バルビエリはタンゴの奏者ではなくて、フリー・ジャズの畑で演奏をしていた。やがてジャズ・フュージョンや生まれ故郷のタンゴなどを創作の枠の中に収めて、あの独特な『ラスト・タンゴ・イン・パリ』の音楽性に至る。然るに、この映画はタンゴという世界からは、ピアソラのモダンなタンゴを越えて、ある種、前衛的な異色な音色をかもし出している。
当初は、アストラル・ピアソラがこの映画の音楽を担当する予定だった伝わるが、ピアソラといえば、75年の『サンチャゴに雨が降る』や85年の『タンゴ~ガルデルの亡命』の映画音楽を担当していた。95年のテリー・ギリアム監督のSF映画『12・モンキーズ Twelve Monkeys』では主題曲に、「プンタ・デル・エステ」組曲がピアソラの演奏で使われていたこともある。
1996年のテリー・ギリアム監督による映画『12モンキーズ(Twelve Monkeys)』は、主演にブルース・ウィリス、ブラット・ピットが出演のSF映画。テリー・ギリアムというえばモンティー・パイソン、そしてボクは1981年の『Time Bandits(邦題:バンテッドQ)』の大ファンでもある。
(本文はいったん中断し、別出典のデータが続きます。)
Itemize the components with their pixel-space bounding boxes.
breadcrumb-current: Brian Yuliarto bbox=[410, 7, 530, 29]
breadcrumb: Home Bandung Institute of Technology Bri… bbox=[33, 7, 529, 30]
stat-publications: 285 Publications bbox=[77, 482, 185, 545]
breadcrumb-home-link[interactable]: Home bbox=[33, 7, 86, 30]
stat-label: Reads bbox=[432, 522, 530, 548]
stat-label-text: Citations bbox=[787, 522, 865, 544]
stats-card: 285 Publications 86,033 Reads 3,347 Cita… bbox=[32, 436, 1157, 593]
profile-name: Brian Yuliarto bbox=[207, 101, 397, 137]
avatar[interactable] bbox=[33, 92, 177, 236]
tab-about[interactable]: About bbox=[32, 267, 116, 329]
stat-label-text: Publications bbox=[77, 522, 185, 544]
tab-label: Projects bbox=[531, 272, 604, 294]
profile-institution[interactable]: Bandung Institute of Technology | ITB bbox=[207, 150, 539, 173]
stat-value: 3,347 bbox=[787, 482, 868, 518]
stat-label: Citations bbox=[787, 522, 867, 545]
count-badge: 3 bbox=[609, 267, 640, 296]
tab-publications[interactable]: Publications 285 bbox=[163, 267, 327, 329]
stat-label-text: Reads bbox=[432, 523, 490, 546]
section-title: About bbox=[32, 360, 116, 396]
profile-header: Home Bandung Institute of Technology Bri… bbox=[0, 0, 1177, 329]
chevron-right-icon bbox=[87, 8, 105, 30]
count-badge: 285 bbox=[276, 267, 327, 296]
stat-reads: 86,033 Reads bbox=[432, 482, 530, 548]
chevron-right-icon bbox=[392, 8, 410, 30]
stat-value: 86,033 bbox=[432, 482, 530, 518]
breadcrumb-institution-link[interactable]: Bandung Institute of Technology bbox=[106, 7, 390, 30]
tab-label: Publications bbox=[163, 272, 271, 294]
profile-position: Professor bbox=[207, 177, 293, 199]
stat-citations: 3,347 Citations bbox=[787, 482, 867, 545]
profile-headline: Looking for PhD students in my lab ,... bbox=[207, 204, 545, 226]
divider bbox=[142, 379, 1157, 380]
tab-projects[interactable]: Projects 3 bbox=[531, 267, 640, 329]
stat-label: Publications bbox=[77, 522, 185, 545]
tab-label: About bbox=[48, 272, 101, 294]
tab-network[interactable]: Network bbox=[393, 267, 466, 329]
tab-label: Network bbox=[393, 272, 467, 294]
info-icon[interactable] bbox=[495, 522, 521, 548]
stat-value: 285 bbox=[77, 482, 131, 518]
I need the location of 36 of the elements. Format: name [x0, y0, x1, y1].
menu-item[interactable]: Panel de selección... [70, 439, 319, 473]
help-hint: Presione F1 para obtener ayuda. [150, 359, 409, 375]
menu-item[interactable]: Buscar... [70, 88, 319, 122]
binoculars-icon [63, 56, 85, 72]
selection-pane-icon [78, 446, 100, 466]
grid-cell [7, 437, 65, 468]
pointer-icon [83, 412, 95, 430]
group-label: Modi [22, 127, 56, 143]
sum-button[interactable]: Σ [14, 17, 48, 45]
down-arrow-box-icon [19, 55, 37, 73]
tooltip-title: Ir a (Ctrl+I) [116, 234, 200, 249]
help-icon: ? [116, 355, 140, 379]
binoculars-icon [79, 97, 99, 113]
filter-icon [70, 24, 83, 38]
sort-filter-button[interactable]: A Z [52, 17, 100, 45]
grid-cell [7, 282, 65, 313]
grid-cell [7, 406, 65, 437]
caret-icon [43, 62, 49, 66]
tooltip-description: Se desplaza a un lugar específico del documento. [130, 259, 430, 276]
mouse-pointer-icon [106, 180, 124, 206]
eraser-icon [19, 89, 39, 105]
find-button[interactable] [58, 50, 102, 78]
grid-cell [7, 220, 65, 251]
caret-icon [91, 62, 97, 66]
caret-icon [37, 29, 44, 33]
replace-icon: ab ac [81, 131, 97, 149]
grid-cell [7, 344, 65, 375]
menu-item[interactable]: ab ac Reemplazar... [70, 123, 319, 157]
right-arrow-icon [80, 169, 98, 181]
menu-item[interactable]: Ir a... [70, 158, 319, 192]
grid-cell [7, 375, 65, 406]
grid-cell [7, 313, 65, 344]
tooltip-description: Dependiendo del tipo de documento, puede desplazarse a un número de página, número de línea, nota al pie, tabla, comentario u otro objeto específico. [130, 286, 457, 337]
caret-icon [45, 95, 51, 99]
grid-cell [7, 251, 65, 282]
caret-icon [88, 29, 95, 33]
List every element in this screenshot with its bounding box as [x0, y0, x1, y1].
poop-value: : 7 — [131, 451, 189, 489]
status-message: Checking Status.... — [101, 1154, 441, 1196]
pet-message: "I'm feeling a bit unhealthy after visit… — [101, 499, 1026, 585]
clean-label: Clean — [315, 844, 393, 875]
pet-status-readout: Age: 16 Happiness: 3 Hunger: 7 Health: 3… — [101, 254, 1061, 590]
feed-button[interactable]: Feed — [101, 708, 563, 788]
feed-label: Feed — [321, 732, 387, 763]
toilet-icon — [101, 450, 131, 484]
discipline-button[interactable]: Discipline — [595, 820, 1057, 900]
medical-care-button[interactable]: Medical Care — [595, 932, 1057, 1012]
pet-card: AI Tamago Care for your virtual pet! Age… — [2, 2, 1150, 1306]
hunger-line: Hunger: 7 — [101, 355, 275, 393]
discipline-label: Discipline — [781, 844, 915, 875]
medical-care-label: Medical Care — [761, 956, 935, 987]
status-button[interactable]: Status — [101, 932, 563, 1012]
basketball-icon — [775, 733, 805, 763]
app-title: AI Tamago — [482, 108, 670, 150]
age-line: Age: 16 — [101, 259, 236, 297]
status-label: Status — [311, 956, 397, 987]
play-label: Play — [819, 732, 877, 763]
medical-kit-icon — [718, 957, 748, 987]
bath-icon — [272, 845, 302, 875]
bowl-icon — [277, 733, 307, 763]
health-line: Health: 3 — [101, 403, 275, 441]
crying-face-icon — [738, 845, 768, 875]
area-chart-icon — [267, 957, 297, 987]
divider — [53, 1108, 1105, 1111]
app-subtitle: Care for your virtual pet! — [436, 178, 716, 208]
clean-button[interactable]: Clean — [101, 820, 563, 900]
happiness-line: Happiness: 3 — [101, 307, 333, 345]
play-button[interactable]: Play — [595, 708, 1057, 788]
この映画はファンタジーというよりも時空を越えたスラップ・スティック・アドベンチャーであった。
さて 『12モンキーズ(Twelve Monkeys)』なのであるが、この映画のサウンド・トラックがテリー・ギリアムこだわりの作品でもある。まずはテーマ曲にアストル・ピアソラの「プンタ・デル・エステ組曲」のバンドネオンの響きが超印象的に映画全篇に一際耳に残り胸にざわめく。
劇中にカー・ラジオから聴こえるBGMはファッツ・ドミノの「ブルーベリー・ヒル」もいい響きで、美空ひばりの歌う「ブルーベリー・ヒル」もお薦めですネ。
1959年の全米1位の大ヒット曲は、サント&ジョニーのインストロメンタル曲である「Sleep Walk」をB・J・コールがギターで演奏するのもいい感じだ。
映画のエンディング・クレジットに流れるルイ・アームストロングの「この素晴らしき人生(What a Wonderful World)」も実にしめくくりとしてはうまい演出であった。
さてさて、いずれにしても、ベルトリッチ監督はタンゴ狂のようで、64年の『革命前夜』、69年の『暗殺のオペラ』の作品でも象徴的にタンゴを使っていた。映画とタンゴを語るにはガルデルについても述べなければならないのであろうが、ボクはまだまだ若くて?・・・・・・タンゴを語るには青二才である悪しからず。